Chris Inglis, the former Deputy Director of the NSA, argues that the UK has proposed to “radically transform collaboration between intelligence agencies and the private sector.” Practically, this has meant bringing in some 650 people from the Government Communications Headquarters (GCHQ), the UK’s primary signals intelligence agency, and having them work directly alongside industry partners. There have already been significant reports resulting from NCSC collaboration with industry partners to outline major cyber campaigns by foreign adversaries.

The close technical cooperation between government and industry that takes place at the NCSC shows that the best responses to advanced threats and reliable attribution for those responsible is difficult to determine without intelligence collection methods – authorities broadly reserved for governments. “There is sensitive information and specialist technical advice that the NCSC can provide to private sector companies given that it is part of GCHQ, itself a world-leading gather of digital intelligence,” argues David Omand, the former head of GCHQ and the UK’s first Security and Intelligence Coordinator. “This is the application of the poacher-turned-gamekeeper principle.”

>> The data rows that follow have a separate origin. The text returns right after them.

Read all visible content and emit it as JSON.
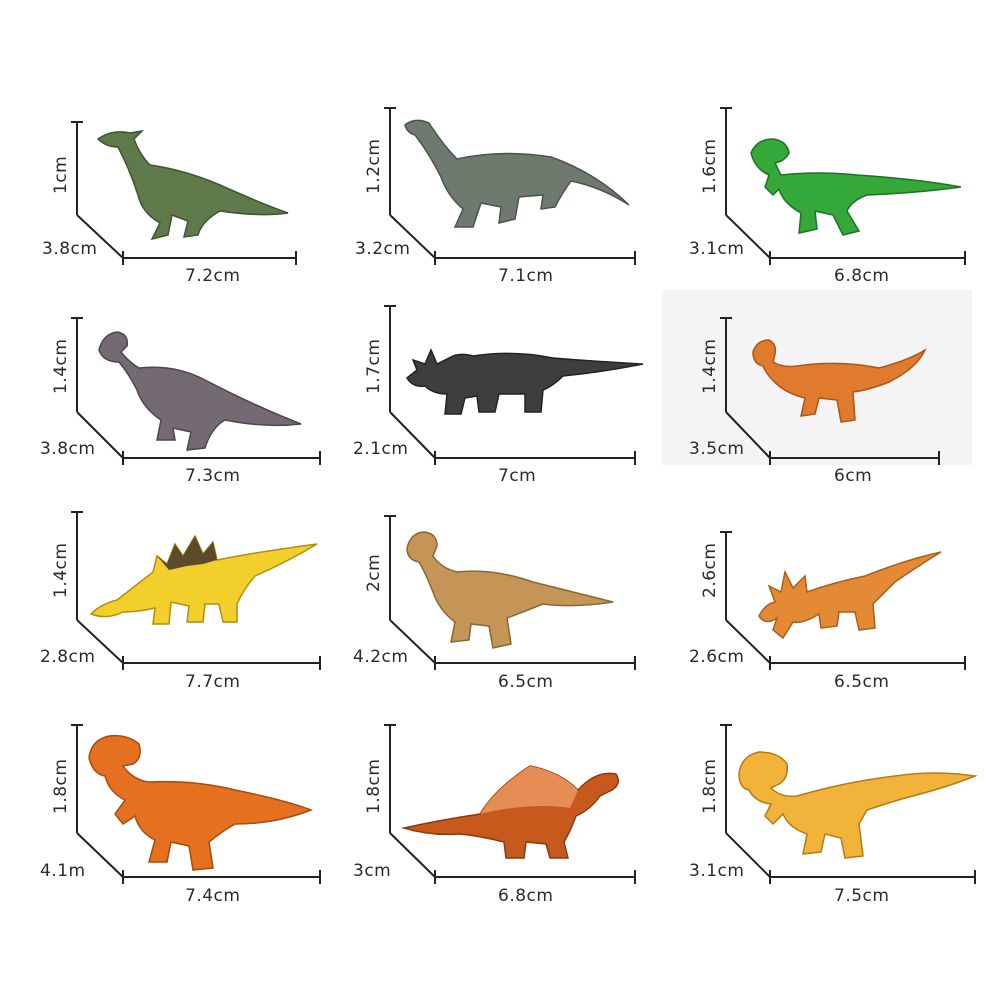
{
  "figures": [
    {
      "id": "sauro-green",
      "height": "1cm",
      "depth": "3.8cm",
      "length": "7.2cm",
      "color": "#5e7a4b"
    },
    {
      "id": "sauro-grey",
      "height": "1.2cm",
      "depth": "3.2cm",
      "length": "7.1cm",
      "color": "#6f7a6f"
    },
    {
      "id": "trex-green",
      "height": "1.6cm",
      "depth": "3.1cm",
      "length": "6.8cm",
      "color": "#35a83a"
    },
    {
      "id": "hadro-grey",
      "height": "1.4cm",
      "depth": "3.8cm",
      "length": "7.3cm",
      "color": "#736a73"
    },
    {
      "id": "trike-black",
      "height": "1.7cm",
      "depth": "2.1cm",
      "length": "7cm",
      "color": "#3e3e3e"
    },
    {
      "id": "dilo-orange",
      "height": "1.4cm",
      "depth": "3.5cm",
      "length": "6cm",
      "color": "#e07a2c"
    },
    {
      "id": "stego-yellow",
      "height": "1.4cm",
      "depth": "2.8cm",
      "length": "7.7cm",
      "color": "#f2cf2a"
    },
    {
      "id": "dilo-tan",
      "height": "2cm",
      "depth": "4.2cm",
      "length": "6.5cm",
      "color": "#c59558"
    },
    {
      "id": "styraco-orange",
      "height": "2.6cm",
      "depth": "2.6cm",
      "length": "6.5cm",
      "color": "#e58a34"
    },
    {
      "id": "allo-orange",
      "height": "1.8cm",
      "depth": "4.1m",
      "length": "7.4cm",
      "color": "#e5701f"
    },
    {
      "id": "spino-orange",
      "height": "1.8cm",
      "depth": "3cm",
      "length": "6.8cm",
      "color": "#c7591d"
    },
    {
      "id": "trex-yellow",
      "height": "1.8cm",
      "depth": "3.1cm",
      "length": "7.5cm",
      "color": "#f1b33a"
    }
  ]
}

Under the NCSC’s collaborative model, Inglis says, “the protocol driving their work will first and foremost be done in the unclassified sphere, and then only by exception, they’ll determine which of the discoveries made will then be taken back to a classified corner to ensure it’s dealt with in the most effective manner.”

The opposite is true in the U.S.; work is done in a highly classified setting and only pushed out to industry after a rigorous internal process. Last week, Gregory Touhill, the former Director of NCCIC at DHS, wrote in his statement to the House Science, Space and Technology Committee that “well-intentioned government entities over-classify information,” which “stifles the timely sharing of information in an environment that already moves at light speed.” Rather, Touhill argues that the U.S. ought to reexamine its classification process and, “instead of making the highest classification the default setting for data collection and dissemination, we out to flip the default to a shareable setting.” Doing so would demand that classification only occur after a deliberative determination that the information is sufficiently sensitive to withhold.

While clearing individuals in the private sector can lessen issues of over-classification to some extent, other inhibitions remain.

“The challenge, of course, that we have in the U.S. is scaling up on a much larger scale than what the UK is confronted with,” argues Clapper. This is particularly the case in determining which companies get a seat at the table. Clapper asks, “So who is it that you are going to pick and choose to include in the tent and who will you not? That is a real challenge we have.”